The A-7E was the final fleet version of the A-7. After more than two decades of service the A-7 was replaced by the F/A-18 Hornet. The A-7E was equipped with a 20 mm gun and could carry up to 15,000 pounds of bombs and missiles. The A-7E Corsair were part of the two-carrier battle group that conducted a joint strike on selected Libyan terrorist related targets in 1986. Together with carrier base F/A 18’s, the A-7E’s used anti-radiation missiles to neutralize Libyan air defenses.
On loan from the National Naval Aviation Museum at Pensacola, Florida the aircraft on display was assigned to the Aircraft Carrier Dwight D. Eisenhower.
Next is the “Huey” attack helicopter that was introduced in 1955 and continues in service.
The Bell Aircraft Corp. manufactured the Bell UH-1 Iroquois, and it has a cruising speed of 127 mph and a range of about 320-miles. The aircraft weighs about 9,500 pounds and usually carries a crew of 3. The UH-1 is better known as “The Huey” and is one of the most recognized aircraft of the Vietnam Era. The aircraft had a wide variety of uses ranging from medical evacuation to troop transport to gunship. The UH-1H on display here went into service in September 1967. All four branches of the United States Military are still using the Huey.

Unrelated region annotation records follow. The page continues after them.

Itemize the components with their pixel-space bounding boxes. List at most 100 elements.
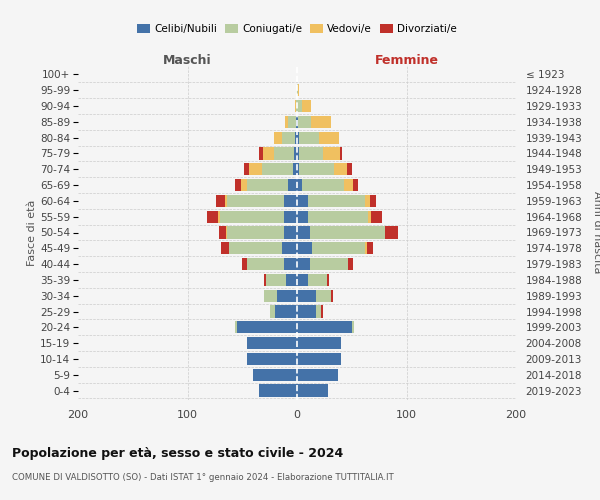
Bar bbox=[299, 163, 334, 175]
Bar bbox=[297, 337, 341, 349]
Bar bbox=[371, 210, 382, 223]
Bar bbox=[297, 132, 299, 144]
Bar bbox=[297, 179, 302, 192]
Text: Maschi: Maschi bbox=[163, 54, 212, 66]
Bar bbox=[262, 163, 293, 175]
Bar bbox=[218, 210, 220, 223]
Bar bbox=[264, 274, 266, 286]
Bar bbox=[242, 258, 247, 270]
Bar bbox=[281, 242, 297, 254]
Bar bbox=[244, 163, 249, 175]
Text: Femmine: Femmine bbox=[374, 54, 439, 66]
Bar bbox=[220, 210, 284, 223]
Bar bbox=[326, 274, 329, 286]
Bar bbox=[298, 116, 311, 128]
Bar bbox=[296, 100, 297, 112]
Bar bbox=[284, 226, 297, 238]
Bar bbox=[297, 306, 316, 318]
Y-axis label: Anni di nascita: Anni di nascita bbox=[592, 191, 600, 274]
Bar bbox=[237, 321, 297, 334]
Bar bbox=[344, 179, 353, 192]
Bar bbox=[298, 84, 299, 96]
Bar bbox=[297, 210, 308, 223]
Bar bbox=[296, 116, 297, 128]
Bar bbox=[247, 337, 297, 349]
Bar bbox=[365, 242, 367, 254]
Bar bbox=[302, 100, 311, 112]
Bar bbox=[297, 194, 308, 207]
Bar bbox=[302, 179, 344, 192]
Bar bbox=[253, 368, 297, 381]
Bar bbox=[247, 353, 297, 365]
Bar bbox=[284, 194, 297, 207]
Bar bbox=[288, 116, 296, 128]
Bar bbox=[229, 242, 281, 254]
Bar bbox=[308, 274, 326, 286]
Bar bbox=[297, 148, 299, 160]
Bar bbox=[310, 258, 349, 270]
Bar bbox=[297, 368, 338, 381]
Bar bbox=[225, 194, 227, 207]
Bar bbox=[308, 194, 365, 207]
Bar bbox=[275, 306, 297, 318]
Bar bbox=[311, 116, 331, 128]
Bar bbox=[259, 384, 297, 396]
Bar bbox=[284, 258, 297, 270]
Bar bbox=[249, 163, 262, 175]
Bar bbox=[299, 148, 323, 160]
Bar bbox=[259, 148, 263, 160]
Bar bbox=[299, 132, 319, 144]
Bar bbox=[353, 179, 358, 192]
Bar bbox=[321, 306, 323, 318]
Bar bbox=[266, 274, 286, 286]
Bar bbox=[323, 148, 340, 160]
Bar bbox=[241, 179, 247, 192]
Bar bbox=[297, 84, 298, 96]
Bar bbox=[368, 210, 371, 223]
Bar bbox=[297, 321, 352, 334]
Bar bbox=[385, 226, 398, 238]
Bar bbox=[227, 194, 284, 207]
Bar bbox=[247, 258, 284, 270]
Bar bbox=[297, 242, 313, 254]
Bar bbox=[313, 242, 365, 254]
Bar bbox=[284, 210, 297, 223]
Bar bbox=[370, 194, 376, 207]
Bar bbox=[235, 321, 237, 334]
Bar bbox=[352, 321, 354, 334]
Bar bbox=[285, 116, 288, 128]
Bar bbox=[316, 306, 321, 318]
Bar bbox=[281, 132, 295, 144]
Bar bbox=[316, 290, 331, 302]
Bar bbox=[264, 290, 277, 302]
Bar bbox=[288, 179, 297, 192]
Bar bbox=[219, 226, 226, 238]
Bar bbox=[286, 274, 297, 286]
Bar bbox=[297, 258, 310, 270]
Bar bbox=[297, 274, 308, 286]
Text: Popolazione per età, sesso e stato civile - 2024: Popolazione per età, sesso e stato civil… bbox=[12, 448, 343, 460]
Y-axis label: Fasce di età: Fasce di età bbox=[28, 200, 37, 266]
Bar bbox=[334, 163, 347, 175]
Bar bbox=[349, 258, 353, 270]
Bar bbox=[319, 132, 338, 144]
Bar bbox=[310, 226, 385, 238]
Bar bbox=[207, 210, 218, 223]
Bar bbox=[297, 290, 316, 302]
Bar bbox=[308, 210, 368, 223]
Bar bbox=[367, 242, 373, 254]
Legend: Celibi/Nubili, Coniugati/e, Vedovi/e, Divorziati/e: Celibi/Nubili, Coniugati/e, Vedovi/e, Di… bbox=[133, 20, 461, 38]
Bar bbox=[227, 226, 284, 238]
Bar bbox=[274, 148, 294, 160]
Bar bbox=[294, 148, 297, 160]
Bar bbox=[247, 179, 288, 192]
Bar bbox=[269, 306, 275, 318]
Bar bbox=[297, 384, 328, 396]
Bar bbox=[297, 226, 310, 238]
Bar bbox=[297, 163, 299, 175]
Bar bbox=[235, 179, 241, 192]
Bar bbox=[331, 290, 333, 302]
Bar bbox=[295, 100, 296, 112]
Bar bbox=[293, 163, 297, 175]
Bar bbox=[216, 194, 225, 207]
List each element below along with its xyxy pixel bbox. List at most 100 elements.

On the ground you will see a M60 medium tank that was issued to Army units in 1960.
The First M60 tanks were issued to the United States Army in the fall of 1960 as replacements for the M48 Patton Tank. The M60A3 was introduced in 1978 and was the first production line tank to be outfitted with the Tank Thermal Sight (TTS). The TTS allowed the Tank Crew to pick out an enemy vehicle in the dark. The tank was also equipped with a meteorological sensor device that fed data directly into its ballistics battle movement. The M60A3 remained the main battle tank of the U. S. Army and Marine Corps until it was replaced in the mid-1980’s by the M1A1 Abrams Tank.
Across the way is the iconic Willys MB Jeep. This general purpose all terrain vehicle was first produced in 1940 and was instrumental in WWII, The Korean War and Vietnam.
The oldest piece is an Armament gun that was pulled around on a caisson during WWI. The weapon is a 75 millimeter French gun borrowed by the U.S. during WWII.
The Park also includes numerous interpretive and educational markers.
Veterans Memorial Park is located on McFarland Boulevard in Tuscaloosa, Alabama, in front of University Mall.